THE DUCKETT EXCHANGE: A NEW CHAPTER BEGINS
Story by Boyd Duckett
For almost nine months now, I’ve been writing and talking about what I’m calling my comeback tour.
Everything I’ve done at a competitive fishing level during that time has been aimed at fixing what started going wrong a couple of years ago, then hit a low point last year.
The comeback tour was mildly successful before I crashed last week at Toledo Bend. Until last week, I had been happy with the way I’d been fishing. But I’ve still got a ways to go. I’m not under the Bassmaster Classic cutline, and the reality is that unless I win one of the last three Bassmaster Elite Series events, I’m probably going to miss the Bassmaster Classic for the second year in a row. This is not acceptable.
As I started trying to fix my fishing problems, I’ve been pretty open to say that a comeback doesn’t happen in a day or two (or three or four, even). There are no magic elixirs. You aren’t terrible one day and great the next. It’s a process.
I’ve also been honest about the fact that my business commitments keep me from spending as much time as I need to spend fishing and preparing for tournaments. But now I’ve taken the biggest step I can take to address that problem. I have sold my primary company: Southern Tank Leasing.
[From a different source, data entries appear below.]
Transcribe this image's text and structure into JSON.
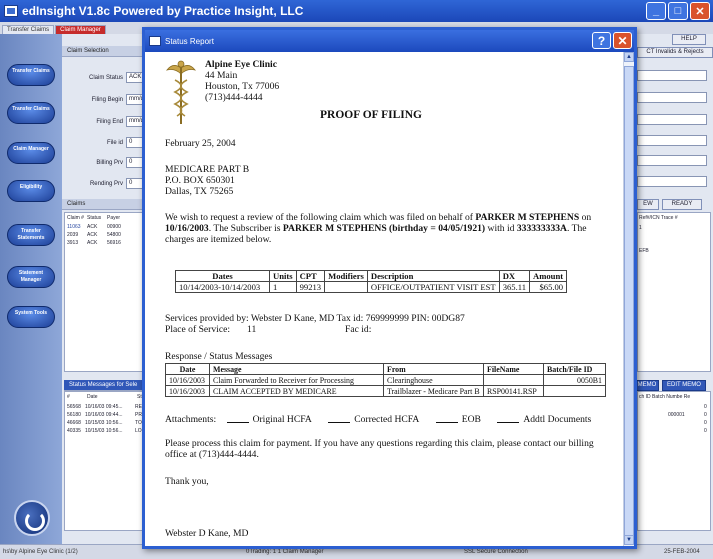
{
  "window": {
    "title": "edInsight V1.8c Powered by Practice Insight, LLC",
    "min": "_",
    "max": "□",
    "close": "✕"
  },
  "tabs": [
    "Transfer Claims",
    "Claim Manager"
  ],
  "nav": [
    "Transfer Claims",
    "Transfer Claims",
    "Claim Manager",
    "Eligibility",
    "Transfer Statements",
    "Statement Manager",
    "System Tools"
  ],
  "claim_selection": {
    "header": "Claim Selection",
    "claim_status_label": "Claim Status",
    "claim_status": "ACK",
    "filing_begin_label": "Filing Begin",
    "filing_begin": "mm/dd/yy",
    "filing_end_label": "Filing End",
    "filing_end": "mm/dd/yy",
    "file_id_label": "File id",
    "file_id": "0",
    "billing_prv_label": "Billing Prv",
    "billing_prv": "0",
    "rending_prv_label": "Rending Prv",
    "rending_prv": "0"
  },
  "claims": {
    "header": "Claims",
    "columns": [
      "Claim #",
      "Status",
      "Payer"
    ],
    "rows": [
      [
        "11063",
        "ACK",
        "00900"
      ],
      [
        "2039",
        "ACK",
        "54800"
      ],
      [
        "3913",
        "ACK",
        "56916"
      ]
    ]
  },
  "status_messages": {
    "header": "Status Messages for Sele",
    "columns": [
      "#",
      "Date",
      "St"
    ],
    "rows": [
      [
        "56568",
        "10/16/03 09:45...",
        "RE"
      ],
      [
        "56180",
        "10/16/03 09:44...",
        "PR"
      ],
      [
        "46668",
        "10/15/03 10:56...",
        "TO"
      ],
      [
        "40335",
        "10/15/03 10:56...",
        "LO"
      ]
    ]
  },
  "right_panel": {
    "help": "HELP",
    "invalids": "CT Invalids & Rejects",
    "view": "EW",
    "ready": "READY",
    "trace_hdr": "Ref#/ICN Trace #",
    "trace_val": "1",
    "efb": "EFB",
    "memo": "MEMO",
    "edit_memo": "EDIT MEMO",
    "batch_hdr": "ch ID Batch Numbe Re",
    "batch_vals": [
      "0",
      "0",
      "0",
      "0"
    ],
    "batch_id": "000001"
  },
  "statusbar": {
    "left": "hs\\by Alpine Eye Clinic (1/2)",
    "mid": "0Trading:  1 1 Claim Manager",
    "conn": "SSL Secure Connection",
    "date": "25-FEB-2004"
  },
  "dialog": {
    "title": "Status Report",
    "help": "?",
    "close": "✕",
    "clinic": {
      "name": "Alpine Eye Clinic",
      "addr1": "44 Main",
      "addr2": "Houston, Tx 77006",
      "phone": "(713)444-4444"
    },
    "heading": "PROOF OF FILING",
    "date": "February 25, 2004",
    "payer": {
      "line1": "MEDICARE PART B",
      "line2": "P.O. BOX 650301",
      "line3": "Dallas, TX 75265"
    },
    "body1a": "We wish to request a review of the following claim which was filed on behalf of ",
    "patient": "PARKER M STEPHENS",
    "body1b": " on ",
    "filed_date": "10/16/2003",
    "body1c": ". The Subscriber is ",
    "subscriber": "PARKER M STEPHENS (birthday = 04/05/1921)",
    "body1d": " with id ",
    "sub_id": "333333333A",
    "body1e": ". The charges are itemized below.",
    "charges": {
      "columns": [
        "Dates",
        "Units",
        "CPT",
        "Modifiers",
        "Description",
        "DX",
        "Amount"
      ],
      "rows": [
        [
          "10/14/2003-10/14/2003",
          "1",
          "99213",
          "",
          "OFFICE/OUTPATIENT VISIT EST",
          "365.11",
          "$65.00"
        ]
      ]
    },
    "services_line": "Services provided by:  Webster D Kane, MD  Tax id: 769999999   PIN: 00DG87",
    "place_label": "Place of Service:",
    "place_val": "11",
    "fac_label": "Fac id:",
    "response_label": "Response / Status Messages",
    "messages": {
      "columns": [
        "Date",
        "Message",
        "From",
        "FileName",
        "Batch/File ID"
      ],
      "rows": [
        [
          "10/16/2003",
          "Claim Forwarded to Receiver for Processing",
          "Clearinghouse",
          "",
          "0050B1"
        ],
        [
          "10/16/2003",
          "CLAIM ACCEPTED BY MEDICARE",
          "Trailblazer - Medicare Part B",
          "RSP00141.RSP",
          ""
        ]
      ]
    },
    "attachments_label": "Attachments:",
    "attachments": [
      "Original HCFA",
      "Corrected HCFA",
      "EOB",
      "Addtl Documents"
    ],
    "closing": "Please process this claim for payment. If you have any questions regarding this claim, please contact our billing office at (713)444-4444.",
    "thanks": "Thank you,",
    "signature": "Webster D Kane, MD"
  },
  "colors": {
    "titlebar": "#1b47b8",
    "dialog_border": "#2c5fd1",
    "close_btn": "#d9532c",
    "app_bg": "#8fa7cf"
  }
}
It will be tough to let go, because I spent most of my adult life building and expanding Southern Tank Leasing. We have terminals in five states and manage tank trailers that run all over the Southeast, Northeast and Midwest. It’s a big operation, and now I’m turning it over to someone else.
As you might figure, there is not one specific reason that I chose to sell the company. But I promise you that the main reason is because I want to spend the rest of my career in the fishing industry.
I want to get back to top form as an angler. And I want to make sure that Duckett Fishing does what I intended it to do when I started the company. I want to produce top-level fishing rods at a rate that every angler who’s interested in them can afford. I’m certainly not ruling out that we will expand Duckett Fishing to other products, but we’ll take all those decisions one step at a time.
Here’s another point that I should probably make. This is not about money. I figure a lot of people won’t quite understand that. But I’ll repeat this. Selling Southern Tank Leasing is about carving a little more time into my schedule and being able to spend my career in the business that I love, and that’s the fishing business; it's not about money. I'm ok there. I’ve been blessed in my life. I started early down a business career path, and I had good people that helped me learn how to manage a company successfully. I’ve done well in the tank-leasing business. And just like learning to fish at the highest level, that was a long process.
It’s going to be different. Going forward, I’m obligated to stay on as a day-to-day consultant for another year, but I’ll be phasing out of the tank-trailer businesses during the next 12 months.
It will take some time before I completely absorb what I just did. I spent more than 20 years of my life building Southern Tank Leasing and another 10 before that working in the tank-trailer industry. During the last 20 years, I’ve been the one guy that everyone else has looked to for answers. At the end of the day, it was up to me to make the decisions. So probably the biggest psychological adjustment I’ll need to make is to let go of the responsibility.
So what does this business decision mean for my fishing career? It means that I’m now all in.
I have tried to be careful to not use my business obligations as an excuse when I don’t fish well. After all, from 2007 to 2012, I made the Classic every year. So it can be done. But I’d also be dishonest if I didn’t admit that I haven’t spent enough time staying on top of my fishing game. The simple reason is that I couldn’t.
A perfect example is the Toledo Bend tournament. I wanted and tried for months to prepare for Toledo Bend. I’ve been there before, but every angler on tour will tell that body of water fished a lot differently last week than it has in the past. The only way to have had success was to study the water and the conditions through Internet research, pre-fish before the lake went off limits or to talk with local anglers that know the water well – or a combination of all three.
I couldn’t do any of that, because for the past two-to-three months most of my time has been spent locked away in a room talking with lawyers about the final stages of the Southern Tank Leasing sale.
I understand that can sound like an excuse, but the reality is that it’s what life has been like for a while. And as far as Toledo Bend is concerned, If you don’t fish and you don’t do your homework, there’s a pretty good chance you’re going crash and burn. I just didn’t get on them at Toledo Bend.
But the comeback tour continues. In fact, I’m on it now bigger than ever. And the second and biggest phase of this effort is starting now.